Cooperative Research and Development Agreement (CRADA)
The Cooperative Research and Development Agreement (CRADA) between BioDiem and the US Center for Disease Control and Prevention (CDC) was aimed to develop a vaccine candidate against the H5N1 avian influenza based on BioDiem’s technology. Preclinical studies to assess the infectivity, immunogenicity and protective efficacy of the H5N1 LAIV versus the standard inactivated influenza vaccine were successfully completed. The results support the value of the LAIV vaccine technology in protection against the H5N1 virus.
It was found that the cell-based manufacturing method, which allows rapid scale up in the case of a pandemic, produced successful results. The LAIV vaccine provided greater cross-protection against variants of the H5N1 virus than an inactivated vaccine. Previous published work has demonstrated the efficacy of cell-produced LAIV vaccine vs. egg-produced vaccine in ferret studies.

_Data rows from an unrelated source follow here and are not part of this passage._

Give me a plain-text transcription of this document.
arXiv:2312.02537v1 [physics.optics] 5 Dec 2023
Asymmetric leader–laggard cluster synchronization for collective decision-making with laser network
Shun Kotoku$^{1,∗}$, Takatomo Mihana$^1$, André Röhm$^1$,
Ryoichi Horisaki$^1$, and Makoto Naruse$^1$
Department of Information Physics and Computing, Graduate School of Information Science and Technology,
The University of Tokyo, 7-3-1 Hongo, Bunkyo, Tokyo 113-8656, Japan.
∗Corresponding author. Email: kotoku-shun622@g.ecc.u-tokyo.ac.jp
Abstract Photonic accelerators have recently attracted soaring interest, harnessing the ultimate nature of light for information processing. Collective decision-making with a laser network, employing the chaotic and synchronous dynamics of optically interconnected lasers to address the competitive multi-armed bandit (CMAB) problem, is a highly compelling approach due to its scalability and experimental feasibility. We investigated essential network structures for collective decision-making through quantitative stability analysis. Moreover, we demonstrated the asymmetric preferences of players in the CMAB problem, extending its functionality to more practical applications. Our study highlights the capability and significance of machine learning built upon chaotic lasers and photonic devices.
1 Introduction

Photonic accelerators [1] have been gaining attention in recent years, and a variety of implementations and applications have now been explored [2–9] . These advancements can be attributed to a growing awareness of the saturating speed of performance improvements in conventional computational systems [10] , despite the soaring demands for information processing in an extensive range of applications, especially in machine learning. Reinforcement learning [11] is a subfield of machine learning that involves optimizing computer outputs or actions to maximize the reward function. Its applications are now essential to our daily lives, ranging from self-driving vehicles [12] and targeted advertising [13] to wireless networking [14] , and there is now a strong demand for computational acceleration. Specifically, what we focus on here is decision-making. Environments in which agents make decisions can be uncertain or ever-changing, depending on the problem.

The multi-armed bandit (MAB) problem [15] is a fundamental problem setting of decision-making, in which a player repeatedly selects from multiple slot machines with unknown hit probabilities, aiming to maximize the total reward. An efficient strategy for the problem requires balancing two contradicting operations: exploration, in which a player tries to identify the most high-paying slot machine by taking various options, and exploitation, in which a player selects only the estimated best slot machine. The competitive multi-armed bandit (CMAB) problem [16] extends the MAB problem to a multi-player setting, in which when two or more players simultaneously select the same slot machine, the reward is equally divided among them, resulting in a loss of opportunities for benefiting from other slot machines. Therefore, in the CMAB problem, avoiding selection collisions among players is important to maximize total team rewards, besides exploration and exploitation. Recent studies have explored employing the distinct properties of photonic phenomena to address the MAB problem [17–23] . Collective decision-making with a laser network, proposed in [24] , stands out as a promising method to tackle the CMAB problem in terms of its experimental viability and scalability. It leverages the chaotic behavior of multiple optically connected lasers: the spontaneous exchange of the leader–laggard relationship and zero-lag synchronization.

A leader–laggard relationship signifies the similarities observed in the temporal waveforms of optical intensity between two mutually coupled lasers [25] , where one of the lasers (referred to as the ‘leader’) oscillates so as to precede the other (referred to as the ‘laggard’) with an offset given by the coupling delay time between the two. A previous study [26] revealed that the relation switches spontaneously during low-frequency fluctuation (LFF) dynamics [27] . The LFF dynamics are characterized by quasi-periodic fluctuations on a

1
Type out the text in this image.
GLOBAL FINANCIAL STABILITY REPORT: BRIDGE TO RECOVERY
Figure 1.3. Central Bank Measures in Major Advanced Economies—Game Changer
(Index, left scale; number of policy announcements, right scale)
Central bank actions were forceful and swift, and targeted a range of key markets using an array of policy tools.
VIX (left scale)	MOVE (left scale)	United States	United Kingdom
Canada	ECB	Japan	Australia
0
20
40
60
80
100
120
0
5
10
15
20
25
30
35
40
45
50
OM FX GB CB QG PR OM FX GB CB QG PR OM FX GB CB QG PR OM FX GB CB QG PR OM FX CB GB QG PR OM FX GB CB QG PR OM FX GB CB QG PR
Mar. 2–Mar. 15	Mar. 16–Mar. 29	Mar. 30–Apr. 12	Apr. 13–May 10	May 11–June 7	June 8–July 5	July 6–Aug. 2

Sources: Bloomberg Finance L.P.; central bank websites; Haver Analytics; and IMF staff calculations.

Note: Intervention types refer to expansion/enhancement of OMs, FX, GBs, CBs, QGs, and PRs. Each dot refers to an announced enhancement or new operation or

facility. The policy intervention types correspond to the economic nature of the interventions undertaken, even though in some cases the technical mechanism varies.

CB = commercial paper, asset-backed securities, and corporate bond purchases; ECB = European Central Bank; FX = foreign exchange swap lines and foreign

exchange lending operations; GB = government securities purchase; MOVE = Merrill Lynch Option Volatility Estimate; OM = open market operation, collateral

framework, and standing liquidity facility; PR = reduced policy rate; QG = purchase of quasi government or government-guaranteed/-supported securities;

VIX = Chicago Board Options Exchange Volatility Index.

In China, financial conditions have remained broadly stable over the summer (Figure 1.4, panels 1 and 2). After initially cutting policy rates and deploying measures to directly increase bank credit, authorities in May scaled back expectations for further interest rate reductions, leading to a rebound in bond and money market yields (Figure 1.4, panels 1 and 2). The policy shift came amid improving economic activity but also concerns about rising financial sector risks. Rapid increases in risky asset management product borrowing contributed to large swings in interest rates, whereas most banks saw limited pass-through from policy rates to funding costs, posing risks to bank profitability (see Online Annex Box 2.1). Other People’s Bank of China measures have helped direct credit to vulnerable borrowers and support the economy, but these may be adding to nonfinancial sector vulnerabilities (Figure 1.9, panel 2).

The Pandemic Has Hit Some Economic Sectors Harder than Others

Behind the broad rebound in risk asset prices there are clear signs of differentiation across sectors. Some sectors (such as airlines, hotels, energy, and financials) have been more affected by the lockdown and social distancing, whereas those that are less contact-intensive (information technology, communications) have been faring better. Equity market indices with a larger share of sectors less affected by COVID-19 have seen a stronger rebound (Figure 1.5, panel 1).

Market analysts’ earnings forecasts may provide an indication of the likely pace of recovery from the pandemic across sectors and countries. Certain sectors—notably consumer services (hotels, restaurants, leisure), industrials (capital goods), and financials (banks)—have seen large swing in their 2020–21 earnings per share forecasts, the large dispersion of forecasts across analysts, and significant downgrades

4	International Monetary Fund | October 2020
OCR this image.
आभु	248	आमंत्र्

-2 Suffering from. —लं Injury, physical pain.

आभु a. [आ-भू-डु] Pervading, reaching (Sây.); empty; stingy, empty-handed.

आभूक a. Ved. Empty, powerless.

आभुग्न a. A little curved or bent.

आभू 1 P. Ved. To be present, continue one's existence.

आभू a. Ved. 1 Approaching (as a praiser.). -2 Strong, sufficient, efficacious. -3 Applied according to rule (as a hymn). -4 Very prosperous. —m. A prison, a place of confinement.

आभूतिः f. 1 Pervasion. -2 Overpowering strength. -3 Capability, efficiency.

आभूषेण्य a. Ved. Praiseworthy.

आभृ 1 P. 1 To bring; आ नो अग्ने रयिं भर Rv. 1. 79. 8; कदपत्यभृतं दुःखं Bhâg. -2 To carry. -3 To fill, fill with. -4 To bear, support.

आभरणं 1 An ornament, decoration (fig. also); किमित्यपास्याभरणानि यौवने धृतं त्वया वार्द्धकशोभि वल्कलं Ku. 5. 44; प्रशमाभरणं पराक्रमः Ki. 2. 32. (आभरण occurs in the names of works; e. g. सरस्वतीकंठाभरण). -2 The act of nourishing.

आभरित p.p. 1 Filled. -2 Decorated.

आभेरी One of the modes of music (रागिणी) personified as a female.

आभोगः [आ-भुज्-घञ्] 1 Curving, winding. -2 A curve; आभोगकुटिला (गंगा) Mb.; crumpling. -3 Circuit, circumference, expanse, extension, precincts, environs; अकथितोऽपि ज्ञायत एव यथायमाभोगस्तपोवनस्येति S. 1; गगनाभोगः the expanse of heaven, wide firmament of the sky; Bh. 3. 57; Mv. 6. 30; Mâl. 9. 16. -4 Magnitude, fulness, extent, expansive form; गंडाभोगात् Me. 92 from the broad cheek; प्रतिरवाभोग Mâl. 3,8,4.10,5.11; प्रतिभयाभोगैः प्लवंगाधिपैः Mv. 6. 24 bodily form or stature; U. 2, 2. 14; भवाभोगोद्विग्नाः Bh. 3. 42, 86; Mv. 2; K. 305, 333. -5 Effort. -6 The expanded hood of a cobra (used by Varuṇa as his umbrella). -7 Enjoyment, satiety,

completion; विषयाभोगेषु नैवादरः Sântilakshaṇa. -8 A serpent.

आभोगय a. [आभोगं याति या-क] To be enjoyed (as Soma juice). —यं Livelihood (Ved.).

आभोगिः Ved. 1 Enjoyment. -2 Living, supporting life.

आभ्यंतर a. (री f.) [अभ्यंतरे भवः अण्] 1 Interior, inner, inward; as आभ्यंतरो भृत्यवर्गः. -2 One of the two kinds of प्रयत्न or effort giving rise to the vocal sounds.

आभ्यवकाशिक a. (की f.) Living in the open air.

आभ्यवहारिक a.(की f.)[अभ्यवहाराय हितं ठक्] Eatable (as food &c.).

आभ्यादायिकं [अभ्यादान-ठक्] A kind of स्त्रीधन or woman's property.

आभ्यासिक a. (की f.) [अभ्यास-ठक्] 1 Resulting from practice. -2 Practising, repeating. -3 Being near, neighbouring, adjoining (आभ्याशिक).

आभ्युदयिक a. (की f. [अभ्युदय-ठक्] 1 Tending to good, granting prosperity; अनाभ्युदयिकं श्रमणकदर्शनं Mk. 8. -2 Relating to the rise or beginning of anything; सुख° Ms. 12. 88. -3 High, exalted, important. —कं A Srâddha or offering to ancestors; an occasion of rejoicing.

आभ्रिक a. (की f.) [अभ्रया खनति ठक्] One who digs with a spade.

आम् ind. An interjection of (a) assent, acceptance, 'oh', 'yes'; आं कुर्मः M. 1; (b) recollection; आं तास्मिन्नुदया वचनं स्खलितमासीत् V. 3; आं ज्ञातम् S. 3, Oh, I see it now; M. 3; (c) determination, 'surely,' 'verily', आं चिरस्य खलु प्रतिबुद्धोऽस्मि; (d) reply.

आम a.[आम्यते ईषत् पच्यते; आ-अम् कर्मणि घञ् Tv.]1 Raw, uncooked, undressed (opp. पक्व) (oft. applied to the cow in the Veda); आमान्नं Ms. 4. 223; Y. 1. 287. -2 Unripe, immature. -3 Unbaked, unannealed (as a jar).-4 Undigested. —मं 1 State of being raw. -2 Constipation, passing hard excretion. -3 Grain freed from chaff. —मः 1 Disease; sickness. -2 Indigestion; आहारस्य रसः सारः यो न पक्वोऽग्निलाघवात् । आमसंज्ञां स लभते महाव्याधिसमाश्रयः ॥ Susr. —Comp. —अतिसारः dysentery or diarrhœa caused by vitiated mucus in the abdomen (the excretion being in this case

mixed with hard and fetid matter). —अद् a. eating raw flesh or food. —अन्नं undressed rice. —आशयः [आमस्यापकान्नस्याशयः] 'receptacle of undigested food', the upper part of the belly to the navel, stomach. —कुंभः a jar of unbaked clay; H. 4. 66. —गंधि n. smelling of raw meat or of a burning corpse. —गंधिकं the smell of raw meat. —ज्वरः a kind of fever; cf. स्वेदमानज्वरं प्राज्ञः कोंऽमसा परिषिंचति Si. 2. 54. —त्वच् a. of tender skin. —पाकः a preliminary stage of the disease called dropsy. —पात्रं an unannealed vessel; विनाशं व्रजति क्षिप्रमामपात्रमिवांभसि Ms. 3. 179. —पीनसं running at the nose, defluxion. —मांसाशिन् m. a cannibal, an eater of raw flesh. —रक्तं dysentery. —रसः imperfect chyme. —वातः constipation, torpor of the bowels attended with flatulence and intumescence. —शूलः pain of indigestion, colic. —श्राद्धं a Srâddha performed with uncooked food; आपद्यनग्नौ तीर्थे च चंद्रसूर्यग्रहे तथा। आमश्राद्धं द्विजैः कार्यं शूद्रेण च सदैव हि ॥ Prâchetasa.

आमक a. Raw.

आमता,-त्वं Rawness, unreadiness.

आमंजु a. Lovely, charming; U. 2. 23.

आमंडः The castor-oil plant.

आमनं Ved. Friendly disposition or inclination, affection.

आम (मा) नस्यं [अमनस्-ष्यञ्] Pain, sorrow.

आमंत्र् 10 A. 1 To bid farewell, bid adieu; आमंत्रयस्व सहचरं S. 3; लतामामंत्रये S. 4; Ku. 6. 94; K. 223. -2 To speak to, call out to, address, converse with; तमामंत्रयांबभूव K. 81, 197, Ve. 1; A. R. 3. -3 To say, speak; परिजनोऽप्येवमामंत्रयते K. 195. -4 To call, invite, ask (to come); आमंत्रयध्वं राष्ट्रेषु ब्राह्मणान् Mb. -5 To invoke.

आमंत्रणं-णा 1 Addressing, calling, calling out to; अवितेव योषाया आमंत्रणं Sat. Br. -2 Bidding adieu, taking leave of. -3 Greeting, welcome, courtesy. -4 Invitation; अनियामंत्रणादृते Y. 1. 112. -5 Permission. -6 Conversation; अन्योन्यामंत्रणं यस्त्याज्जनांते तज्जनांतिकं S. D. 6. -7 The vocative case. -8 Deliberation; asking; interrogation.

Table. List of pandemic LAIVs prepared on A/Leningrad/134/17/57 (H2N2) backbone
|Vaccine strain||Subtype||Wild-type parental virus||The stage of the study|
|А/17/California/2009/38||H1N1||A/California/07/2009 (H1N1)*||Phase I-II clinical trials completed. The vaccine is registered in Russia|
|A/17/duck/Potsdam/86/92||H5N2||A/duck/Potsdam/1402-6/86 (H5N2)**||Phase I-II clinical trials completed. The vaccine is registered in Russia|
|А/17/turkey/Turkey/05/133||H5N2||A/turkey/Turkey/1/2005 (H5N1)**, clade 2.2||Phase I clinical trial completed|
|A/17/Vietnam/04/65107||H5N2||A/Vietnam/1203/2004 (H5N1)**, clade 1||Studied in animal models|
|caVN1203-Len17rg||H5N1||A/Vietnam/1203/2004 (H5N1)*, clade 1||Studied in animal models|
|caEG321-Len17rg||H5N1||A/Egypt/321/2007 (H5N1)*, clade 2.2||Studied in animal models|
|А/17/mallard/Netherlands/00/95||H7N3||А/mallard/Netherlands/12/2000 (H7N3)*||Phase I clinical trial completed|
|А/17/California/66/395||H2N2||А/California/1/66 (H2N2)*||Phase I clinical trial completed|
|A/17/Tokyo/67/326||H2N2||A/Tokyo/3/67 (H2N2)*||Studied in animal models|
|A/17/Anhui/2013/61||H7N9||A/Anhui/1/2013 (H7N9)*||Phase I clinical trial completed|
* vaccine strain inherited HA and NA genes from wild-type parental virus and remaining 6 genes – from master donor virus, i.e. 6:2 genetic formula;
** vaccine strain inherited only HA gene from wild-type parental virus and remaining 7 genes – from master donor virus, i.e. 7:1 genetic formula.